When Laetitia received an email from the headquarters of Mind’s Eye Limerick Tours asking her to lead a tour in Winchester (Hampshire, UK), her first thought was of a piece she had seen on the internet claiming that the original verse of the old bawdy song, Seven Old Ladies Locked in the Lavatory, was written by someone who had a grudge against the Bishop of Winchester. The piece about the song’s origin was not sourced. Thus, Laetitia filed it mentally as conjecture. The song goes:
Dear, dear, what can the matter be
Seven old ladies, locked in the lavatory
They were there from Sunday to Saturday
Nobody knew they were there.
The first was the Bishop of Winchester’s daughter
Who came in to pass some superfluous water
She pulled on the chain and the rising tide caught her
And nobody knew she was there.
Verses to the song now exceed seven by far. The conjecturer opined that other verses were added later.
Winchester has been dwelling site at least as far back as the Iron Age and went through the familiar progression from Roman town to Anglo-Saxon fortified town (once home to Alfred the Great) until the Norman Invasion.
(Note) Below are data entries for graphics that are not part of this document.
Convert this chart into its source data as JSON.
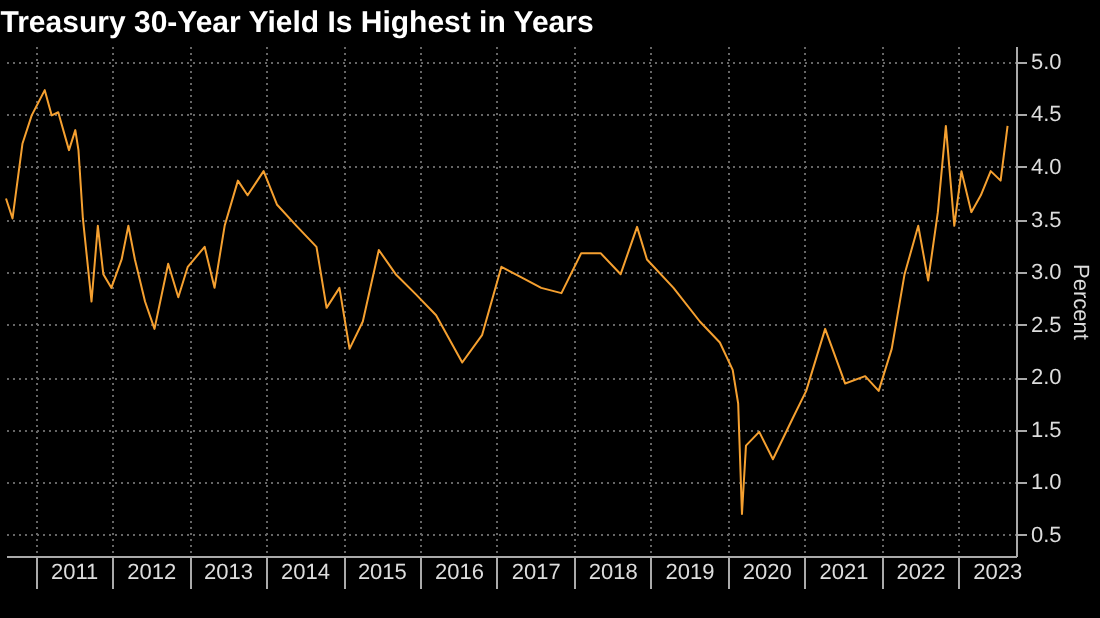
{
  "chart_data": {
    "type": "line",
    "title": "Treasury 30-Year Yield Is Highest in Years",
    "ylabel": "Percent",
    "x": [
      "2010-08-15",
      "2010-09-15",
      "2010-11-01",
      "2010-12-15",
      "2011-02-15",
      "2011-03-20",
      "2011-04-20",
      "2011-06-10",
      "2011-07-10",
      "2011-07-25",
      "2011-08-15",
      "2011-09-25",
      "2011-10-25",
      "2011-11-20",
      "2011-12-28",
      "2012-02-15",
      "2012-03-18",
      "2012-04-18",
      "2012-06-05",
      "2012-07-20",
      "2012-09-23",
      "2012-11-10",
      "2012-12-25",
      "2013-03-15",
      "2013-05-01",
      "2013-06-18",
      "2013-08-20",
      "2013-10-05",
      "2013-12-20",
      "2014-02-22",
      "2014-05-25",
      "2014-08-28",
      "2014-10-15",
      "2014-12-15",
      "2015-02-01",
      "2015-04-05",
      "2015-06-20",
      "2015-09-08",
      "2015-12-12",
      "2016-03-18",
      "2016-07-20",
      "2016-10-22",
      "2017-01-22",
      "2017-04-27",
      "2017-07-30",
      "2017-11-03",
      "2018-02-05",
      "2018-05-08",
      "2018-08-11",
      "2018-10-28",
      "2018-12-14",
      "2019-04-19",
      "2019-08-22",
      "2019-11-25",
      "2020-01-25",
      "2020-02-20",
      "2020-03-09",
      "2020-03-28",
      "2020-05-30",
      "2020-08-03",
      "2020-11-05",
      "2021-01-08",
      "2021-04-08",
      "2021-07-12",
      "2021-10-15",
      "2021-12-18",
      "2022-02-18",
      "2022-04-20",
      "2022-06-24",
      "2022-08-10",
      "2022-09-25",
      "2022-11-02",
      "2022-12-12",
      "2023-01-15",
      "2023-03-03",
      "2023-04-17",
      "2023-06-03",
      "2023-07-20",
      "2023-08-22"
    ],
    "series": [
      {
        "color": "#f5a030",
        "values": [
          3.7,
          3.51,
          4.22,
          4.49,
          4.73,
          4.49,
          4.52,
          4.16,
          4.35,
          4.16,
          3.51,
          2.72,
          3.44,
          2.98,
          2.85,
          3.12,
          3.44,
          3.12,
          2.72,
          2.46,
          3.08,
          2.76,
          3.05,
          3.24,
          2.85,
          3.44,
          3.87,
          3.73,
          3.96,
          3.64,
          3.44,
          3.24,
          2.66,
          2.85,
          2.27,
          2.53,
          3.21,
          2.98,
          2.79,
          2.59,
          2.14,
          2.4,
          3.05,
          2.95,
          2.85,
          2.8,
          3.18,
          3.18,
          2.98,
          3.43,
          3.12,
          2.85,
          2.53,
          2.33,
          2.07,
          1.75,
          0.7,
          1.35,
          1.48,
          1.22,
          1.61,
          1.87,
          2.46,
          1.94,
          2.01,
          1.87,
          2.27,
          2.98,
          3.44,
          2.92,
          3.57,
          4.39,
          3.44,
          3.96,
          3.57,
          3.73,
          3.96,
          3.87,
          4.39
        ]
      }
    ],
    "xlim": [
      "2010-08-15",
      "2023-10-01"
    ],
    "xticks": [
      {
        "value": "2011-01-01",
        "label": null
      },
      {
        "value": "2012-01-01",
        "label": null
      },
      {
        "value": "2013-01-01",
        "label": null
      },
      {
        "value": "2014-01-01",
        "label": null
      },
      {
        "value": "2015-01-01",
        "label": null
      },
      {
        "value": "2016-01-01",
        "label": null
      },
      {
        "value": "2017-01-01",
        "label": null
      },
      {
        "value": "2018-01-01",
        "label": null
      },
      {
        "value": "2019-01-01",
        "label": null
      },
      {
        "value": "2020-01-01",
        "label": null
      },
      {
        "value": "2021-01-01",
        "label": null
      },
      {
        "value": "2022-01-01",
        "label": null
      },
      {
        "value": "2023-01-01",
        "label": null
      },
      {
        "value": "2011-07-02",
        "label": "2011"
      },
      {
        "value": "2012-07-02",
        "label": "2012"
      },
      {
        "value": "2013-07-02",
        "label": "2013"
      },
      {
        "value": "2014-07-02",
        "label": "2014"
      },
      {
        "value": "2015-07-02",
        "label": "2015"
      },
      {
        "value": "2016-07-02",
        "label": "2016"
      },
      {
        "value": "2017-07-02",
        "label": "2017"
      },
      {
        "value": "2018-07-02",
        "label": "2018"
      },
      {
        "value": "2019-07-02",
        "label": "2019"
      },
      {
        "value": "2020-07-02",
        "label": "2020"
      },
      {
        "value": "2021-07-02",
        "label": "2021"
      },
      {
        "value": "2022-07-02",
        "label": "2022"
      },
      {
        "value": "2023-07-02",
        "label": "2023"
      }
    ],
    "ylim": [
      0.3,
      5.15
    ],
    "yticks": [
      {
        "value": 0.5,
        "label": "0.5"
      },
      {
        "value": 1,
        "label": "1.0"
      },
      {
        "value": 1.5,
        "label": "1.5"
      },
      {
        "value": 2,
        "label": "2.0"
      },
      {
        "value": 2.5,
        "label": "2.5"
      },
      {
        "value": 3,
        "label": "3.0"
      },
      {
        "value": 3.5,
        "label": "3.5"
      },
      {
        "value": 4,
        "label": "4.0"
      },
      {
        "value": 4.5,
        "label": "4.5"
      },
      {
        "value": 5,
        "label": "5.0"
      }
    ],
    "grid": true,
    "line_style": "solid",
    "marker": "none"
  }
}
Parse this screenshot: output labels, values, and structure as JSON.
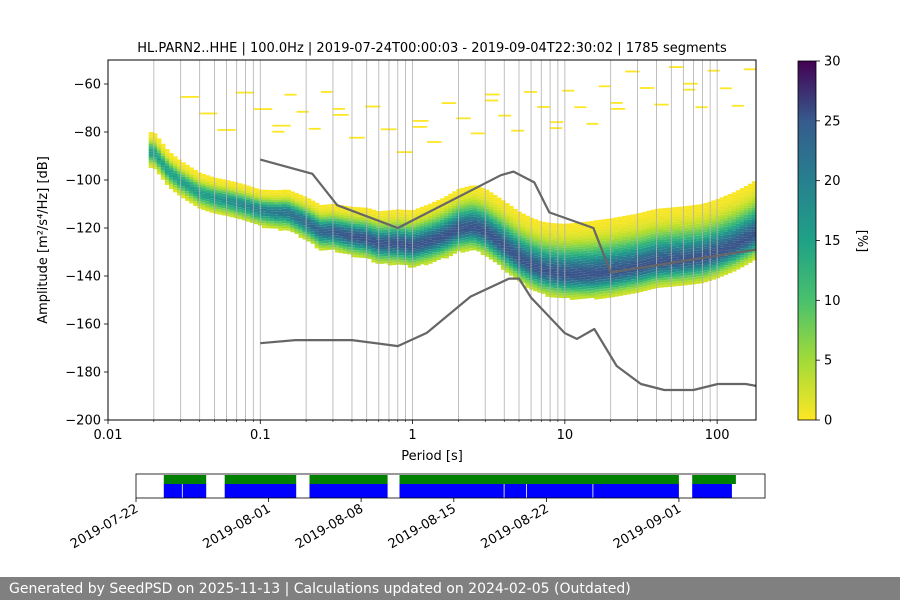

The Norman’s built Winchester’s famous cathedral, the longest in Europe, although the city has been a cathedral town since 642. The song, Winchester Cathedral, by the New Vaudeville Band topped the popular music charts in the 1960s and won a Grammy. The Cathedral is the final resting place of Jane Austin, who died in Winchester in 1817.
When Laetitia led her tour, she found Winchester a delightful town with much to see and talk about. No doubt it deserved further presentation, but she decided to begin with a limerick about the conjecture.
Though ‘tis likely that no bishop’s daughter
Went through life without e’er passing water,
While in Winchester slumming
Did one find bad plumbing
When she flushed and the rising tide caught her?